New York’s recently redrawn congressional and state legislative districts will remain in place for the time being after Democrats won a temporary reprieve.

State Appellate Division Associate Justice Stephen Lindley of Rochester issued an interim stay Monday allowing the Democrat-drawn maps to remain in place for at least much of this week, a key period in which candidates running for office are required to turn in petition signatures they’ve gathered from the district they’re running in to get on the June 28th primary ballot.

The Appellate Division, Fourth Department, will hold a hearing Thursday on whether the stay should remain in effect while multiple appeals are heard, with a decision expected by the end of the day. From there, Lindley expects the court to decide on the full appeals on a fast-tracked timeframe, he wrote in a message to attorneys on the case.

Read more: Judge tosses NY's redistricted maps, but Democrats hopeful for a stay

New York Democrats – including Gov. Kathy Hochul and the leaders of the Senate and Assembly – are appealing a ruling last week that invalidated New York’s new congressional and state legislative maps, which were drawn based on new data from the 2020 Census.

The congressional maps would give Democrats an edge in 22 of the state’s 26 districts, based on the voting results from the last presidential elections. The court case could have major national implications, with Democrats hoping to cling to their narrow majority in the House of Representatives this fall.

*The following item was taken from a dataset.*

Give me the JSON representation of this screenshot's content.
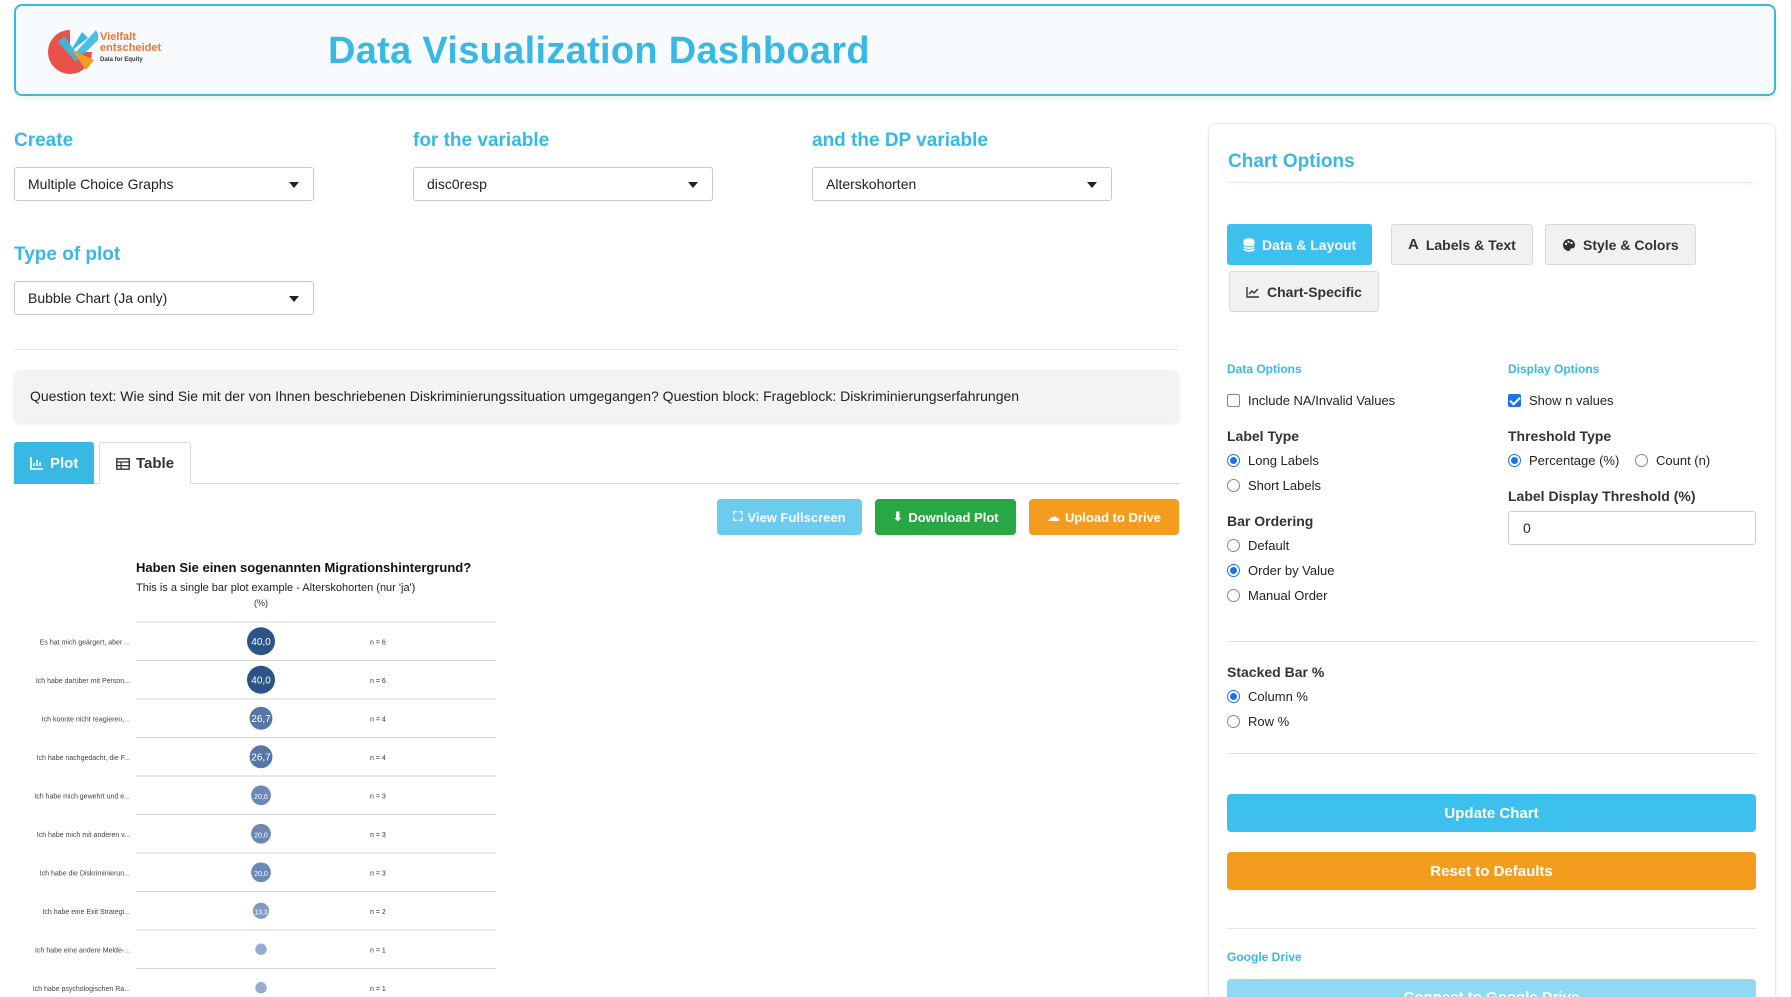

“The appeal will be greatly accelerated for obvious reasons, and I anticipate that a decision could be rendered within the next three weeks, if not sooner,” Lindley wrote Monday.

State Supreme Court Justice Patrick McAllister, a Republican from Steuben County, issued a ruling late Thursday that found the new maps were unconstitutional, concluding that the congressional maps were gerrymandered by Democrats to favor their own party.

For state Senate and Assembly maps, he found the Democrat-led state Legislature failed to follow the correct process for drawing the district lines. He ordered the Legislature to come up with maps drawn in a bipartisan fashion by April 11th, and suggested the primary could be pushed back to August. Democrats appealed the ruling within hours.

The Democrat-led state Legislature was able to draw the congressional and state legislative maps itself earlier this year after a bipartisan panel known as the Independent Redistricting Commission was unable to reach consensus.

The result was a congressional map that leaned heavily toward Democrats. Republicans immediately objected, filing the lawsuit that resulted in Thursday’s ruling and appeals.

The interim stay issued will allow the state’s normal primary process to go forward – at least for now.

The state Board of Elections has advised candidates to continue collecting petition signatures based on the current set of maps. Candidates for Congress and state office have to collect a certain number of signatures from registered members of their party to get on the June 28th ballot, in most cases.

This year, all 26 congressional seats and 213 state legislative seats are on the ballot, along with statewide offices like governor, lieutenant governor, comptroller and attorney general. U.S. Senate Majority Leader Charles Schumer of New York is also up for re-election.

The petition signatures are due by Thursday with the state Board of Elections, except for candidates who are their party’s official designee, who do not have to petition their way onto the ballot.

“The filing period for designating petitions will remain April 4 to April 7 and all other deadlines provided for by law are still in effect pending further court determinations,” the Board of Elections posted Friday on Twitter. “All designating petitions must be filed during that time period.”

As it stands, New York has 27 congressional districts and eight of them are held by Republicans. The state lost one seat for the coming election cycle because it gained population at a slower rate than other states in the 2020 Census.

In a statement Monday, former Hudson Valley Rep. John Faso, a Republican who has been serving as his party’s de facto spokesman on the redistricting lawsuit, accused Democrats of trying to run out the clock.

“While Democrats want to delay the judicial process so that they can run one election on these unconstitutional maps, we are confident the Courts will see through that gambit and will order constitutional maps for the 2022 elections,” he said.